Gubernur North Carolina, Roy Cooper, menaikkan jumlah korban tewas di negara bagiannya menjadi 17, ketika CNN melaporkan sedikitnya enam orang tewas di Carolina Selatan. Sebagian besar dari mereka yang meninggal di Carolina Selatan tewas dalam kecelakaan mobil.
Tim penyelamat bekerja untuk memberikan bantuan kritis kepada korban yang terdampar oleh banjir yang terus meningkat di sekitar Wilmington, North Carolina. Kota pelabuhan sebagian besar terputus dari negara bagian lainnya dengan hanya satu rute yang dilaporkan dibuka kembali.
Masih ribuan orang di seluruh Carolina berada di bawah perintah evakuasi karena para pejabat khawatir bahwa banjir terburuk mungkin masih ada di toko bahkan ketika Florence diturunkan menjadi depresi tropis dari ketinggian Kategori 4-nya.

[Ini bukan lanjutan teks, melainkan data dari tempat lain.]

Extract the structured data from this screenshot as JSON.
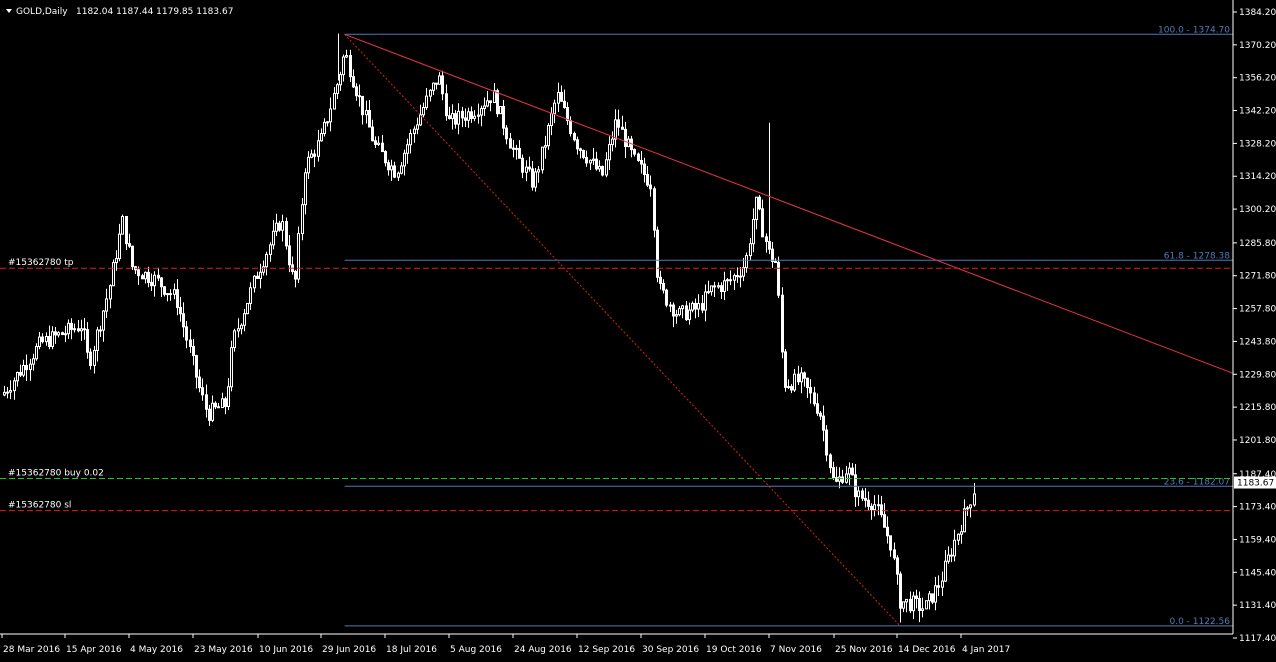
{
  "header": {
    "symbol": "GOLD,Daily",
    "ohlc": "1182.04 1187.44 1179.85 1183.67"
  },
  "colors": {
    "background": "#000000",
    "axis": "#ffffff",
    "grid": "#7d7d7d",
    "candle": "#ffffff",
    "trendline": "#e8334a",
    "fibonacci": "#4f7bb6",
    "entry_line": "#1ec81e",
    "tp_sl_line": "#e01d1d",
    "price_badge": "#ffffff"
  },
  "chart_data": {
    "type": "candlestick",
    "symbol": "GOLD",
    "timeframe": "Daily",
    "current_price": 1183.67,
    "price_badge": "1183.67",
    "ylim": [
      1117.4,
      1384.2
    ],
    "y_ticks": [
      "1384.20",
      "1370.20",
      "1356.20",
      "1342.20",
      "1328.20",
      "1314.20",
      "1300.20",
      "1285.80",
      "1271.80",
      "1257.80",
      "1243.80",
      "1229.80",
      "1215.80",
      "1201.80",
      "1187.40",
      "1173.40",
      "1159.40",
      "1145.40",
      "1131.40",
      "1117.40"
    ],
    "x_ticks": [
      "28 Mar 2016",
      "15 Apr 2016",
      "4 May 2016",
      "23 May 2016",
      "10 Jun 2016",
      "29 Jun 2016",
      "18 Jul 2016",
      "5 Aug 2016",
      "24 Aug 2016",
      "12 Sep 2016",
      "30 Sep 2016",
      "19 Oct 2016",
      "7 Nov 2016",
      "25 Nov 2016",
      "14 Dec 2016",
      "4 Jan 2017"
    ],
    "grid": true,
    "close_path": [
      [
        "28 Mar 2016",
        1221
      ],
      [
        "8 Apr 2016",
        1243
      ],
      [
        "20 Apr 2016",
        1251
      ],
      [
        "22 Apr 2016",
        1234
      ],
      [
        "28 Apr 2016",
        1266
      ],
      [
        "2 May 2016",
        1295
      ],
      [
        "5 May 2016",
        1275
      ],
      [
        "12 May 2016",
        1270
      ],
      [
        "18 May 2016",
        1262
      ],
      [
        "25 May 2016",
        1222
      ],
      [
        "27 May 2016",
        1213
      ],
      [
        "1 Jun 2016",
        1217
      ],
      [
        "3 Jun 2016",
        1244
      ],
      [
        "10 Jun 2016",
        1274
      ],
      [
        "17 Jun 2016",
        1296
      ],
      [
        "21 Jun 2016",
        1266
      ],
      [
        "24 Jun 2016",
        1318
      ],
      [
        "29 Jun 2016",
        1330
      ],
      [
        "4 Jul 2016",
        1355
      ],
      [
        "6 Jul 2016",
        1367
      ],
      [
        "11 Jul 2016",
        1344
      ],
      [
        "15 Jul 2016",
        1327
      ],
      [
        "21 Jul 2016",
        1316
      ],
      [
        "27 Jul 2016",
        1338
      ],
      [
        "2 Aug 2016",
        1357
      ],
      [
        "5 Aug 2016",
        1337
      ],
      [
        "12 Aug 2016",
        1342
      ],
      [
        "18 Aug 2016",
        1349
      ],
      [
        "24 Aug 2016",
        1325
      ],
      [
        "30 Aug 2016",
        1311
      ],
      [
        "2 Sep 2016",
        1326
      ],
      [
        "6 Sep 2016",
        1349
      ],
      [
        "12 Sep 2016",
        1328
      ],
      [
        "19 Sep 2016",
        1314
      ],
      [
        "23 Sep 2016",
        1338
      ],
      [
        "28 Sep 2016",
        1321
      ],
      [
        "3 Oct 2016",
        1311
      ],
      [
        "5 Oct 2016",
        1267
      ],
      [
        "11 Oct 2016",
        1255
      ],
      [
        "17 Oct 2016",
        1258
      ],
      [
        "21 Oct 2016",
        1266
      ],
      [
        "26 Oct 2016",
        1269
      ],
      [
        "31 Oct 2016",
        1277
      ],
      [
        "3 Nov 2016",
        1303
      ],
      [
        "7 Nov 2016",
        1281
      ],
      [
        "9 Nov 2016",
        1277
      ],
      [
        "11 Nov 2016",
        1226
      ],
      [
        "16 Nov 2016",
        1227
      ],
      [
        "21 Nov 2016",
        1214
      ],
      [
        "25 Nov 2016",
        1182
      ],
      [
        "29 Nov 2016",
        1190
      ],
      [
        "2 Dec 2016",
        1178
      ],
      [
        "7 Dec 2016",
        1175
      ],
      [
        "12 Dec 2016",
        1158
      ],
      [
        "15 Dec 2016",
        1133
      ],
      [
        "19 Dec 2016",
        1132
      ],
      [
        "23 Dec 2016",
        1130
      ],
      [
        "28 Dec 2016",
        1141
      ],
      [
        "3 Jan 2017",
        1163
      ],
      [
        "6 Jan 2017",
        1173
      ],
      [
        "9 Jan 2017",
        1183.67
      ]
    ],
    "spikes": [
      {
        "x": "4 Jul 2016",
        "high": 1375
      },
      {
        "x": "7 Nov 2016",
        "high": 1337
      },
      {
        "x": "15 Dec 2016",
        "low": 1124
      }
    ],
    "trendline": {
      "from": {
        "x": "6 Jul 2016",
        "y": 1374.7
      },
      "to": {
        "x": "18 Jan 2017",
        "y": 1267.5
      }
    },
    "dotted_line": {
      "from": {
        "x": "6 Jul 2016",
        "y": 1374.7
      },
      "to": {
        "x": "15 Dec 2016",
        "y": 1122.56
      }
    },
    "fibonacci": {
      "from": "6 Jul 2016",
      "levels": [
        {
          "label": "100.0 - 1374.70",
          "price": 1374.7
        },
        {
          "label": "61.8 - 1278.38",
          "price": 1278.38
        },
        {
          "label": "23.6 - 1182.07",
          "price": 1182.07
        },
        {
          "label": "0.0 - 1122.56",
          "price": 1122.56
        }
      ]
    },
    "orders": [
      {
        "label": "#15362780 tp",
        "price": 1275.0,
        "kind": "tp"
      },
      {
        "label": "#15362780 buy 0.02",
        "price": 1185.4,
        "kind": "entry"
      },
      {
        "label": "#15362780 sl",
        "price": 1171.7,
        "kind": "sl"
      }
    ]
  }
}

“Untuk banyak bagian di Carolina Utara, bahayanya masih ada. Air banjir naik ketika sungai melonjak dan akan berhari-hari,” kata Cooper. “Jika Anda tidak harus menyetir, jauhi jalan.”
Banjir besar diperkirakan akan melanda Carolina sepanjang minggu, dan para pejabat memantau ancaman dari peternakan babi dan peternakan unggas industri besar yang kolam limbahnya dapat menimbulkan ancaman lingkungan besar jika mereka dibanjiri oleh banjir.
Cooper melaporkan 2.600 orang telah diselamatkan dan dievakuasi, di samping 300 hewan di Carolina Utara.
Dia mengatakan 23 truk penuh makanan, air dan persediaan telah dikirim ke Wilmington, sebuah kota berpenduduk sekitar 120.000 orang.